One of the strengths of the
Abraham Accords is that the four agreements demonstrate that the Palestinians do not hold a veto over regional progress. Possibly the most glaring weakness of the accords, though, is the perception that they operate as an alternative to advancing the cause of Israeli-Palestinian peace. While the normalization deals did not come about through a traditional peace process, they were not divorced from it. Top UAE officials made clear to the Israeli public that only by suspending annexation of the West Bank was the normalization agreement with the UAE possible.
The question facing the Biden team is how to further deepen Israel’s ties to the region in a manner that enhances the potential for peace between Israel and the Palestinians rather than ignoring it. It is here where Congress has provided the administration a vital tool.
AT THE END of 2020, as part of the omnibus spending package, Congress enacted the Nita M. Lowey Middle East Partnership for Peace Act (MEPPA) with bipartisan support. MEPPA authorized a five-year, $250 million people-to-people peace-building fund and an investment initiative to give the bandwidth and budget to answer the question, “What are we doing to ensure the next generation of Israelis and Palestinians don’t hate one another?” Often an afterthought, MEPPA gives the administration a coordinated way to think about peace-building, not as a series of programs, but as an integrated policy tool.
Congress, wanting to leverage the groundbreaking American investment as well as maximize its efficacy, baked into MEPPA a multilateral element encouraging international donors. In doing so, Congress intended to harness the added legitimacy gained from multilateral endorsement of MEPPA in the eyes of Israelis and Palestinians and ensure equitable burden-sharing.
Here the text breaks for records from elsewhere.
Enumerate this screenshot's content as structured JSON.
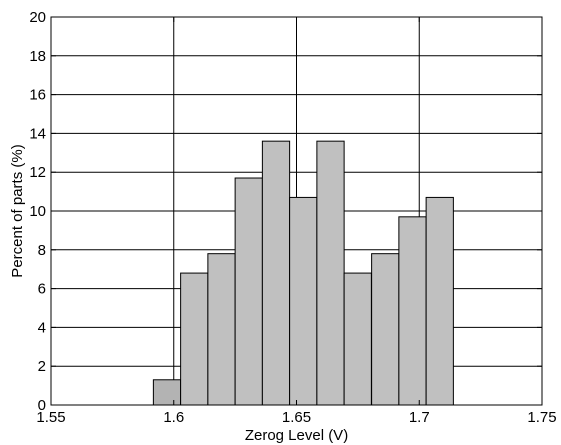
{
  "chart_data": {
    "type": "bar",
    "title": "",
    "xlabel": "Zerog Level (V)",
    "ylabel": "Percent of parts (%)",
    "xlim": [
      1.55,
      1.75
    ],
    "ylim": [
      0,
      20
    ],
    "grid": true,
    "x_ticks": [
      "1.55",
      "1.6",
      "1.65",
      "1.7",
      "1.75"
    ],
    "y_ticks": [
      "0",
      "2",
      "4",
      "6",
      "8",
      "10",
      "12",
      "14",
      "16",
      "18",
      "20"
    ],
    "bin_width": 0.0111,
    "bins": [
      {
        "x": 1.5917,
        "value": 1.3
      },
      {
        "x": 1.6028,
        "value": 6.8
      },
      {
        "x": 1.6139,
        "value": 7.8
      },
      {
        "x": 1.625,
        "value": 11.7
      },
      {
        "x": 1.6361,
        "value": 13.6
      },
      {
        "x": 1.6472,
        "value": 10.7
      },
      {
        "x": 1.6583,
        "value": 13.6
      },
      {
        "x": 1.6694,
        "value": 6.8
      },
      {
        "x": 1.6806,
        "value": 7.8
      },
      {
        "x": 1.6917,
        "value": 9.7
      },
      {
        "x": 1.7028,
        "value": 10.7
      }
    ],
    "colors": {
      "bars": [
        "#b3b3b3",
        "#c0c0c0",
        "#c0c0c0",
        "#c0c0c0",
        "#c0c0c0",
        "#c0c0c0",
        "#c0c0c0",
        "#c0c0c0",
        "#c0c0c0",
        "#c0c0c0",
        "#c0c0c0"
      ],
      "bar_stroke": "#000000",
      "grid": "#000000",
      "axis": "#000000"
    }
  }
}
The Biden administration can use MEPPA to gather additional commitments from both the region and European allies to address incitement, dehumanization and economic disparity between Israelis and Palestinians. In doing so, the administration can utilize MEPPA to further the Abraham Accords, institutionalize new regional dynamics while providing needed economic stimulus to the Palestinian private sector, and deal head-on with adult and youth attitudes that must change if progress will be possible.
The advantages that the Abraham Accords have created should not be quarantined to just the fight against a nuclear Iran. MEPPA offers the ideal way to capture the new regional spirit to elevate aspirations for a just, sustainable and lasting peace between Israelis and Palestinians.
MEPPA sets in motion longterm grassroots peace-building combined with joint Israeli-Palestinian economic development projects to support future diplomacy. It also enables an early opportunity for the US to repair relations with the Palestinians, cultivate a foundation of trust between Israelis and Palestinians, rebuild trust with European partners, and capitalize on the regional normalization dynamic in a way that prioritizes Israeli-Palestinian peace. MEPPA can show once again how US taxpayers can amplify and solidify their investment and impact through engaging allies, and how US leadership and innovation is still the indispensable ingredient for meaningful international cooperation.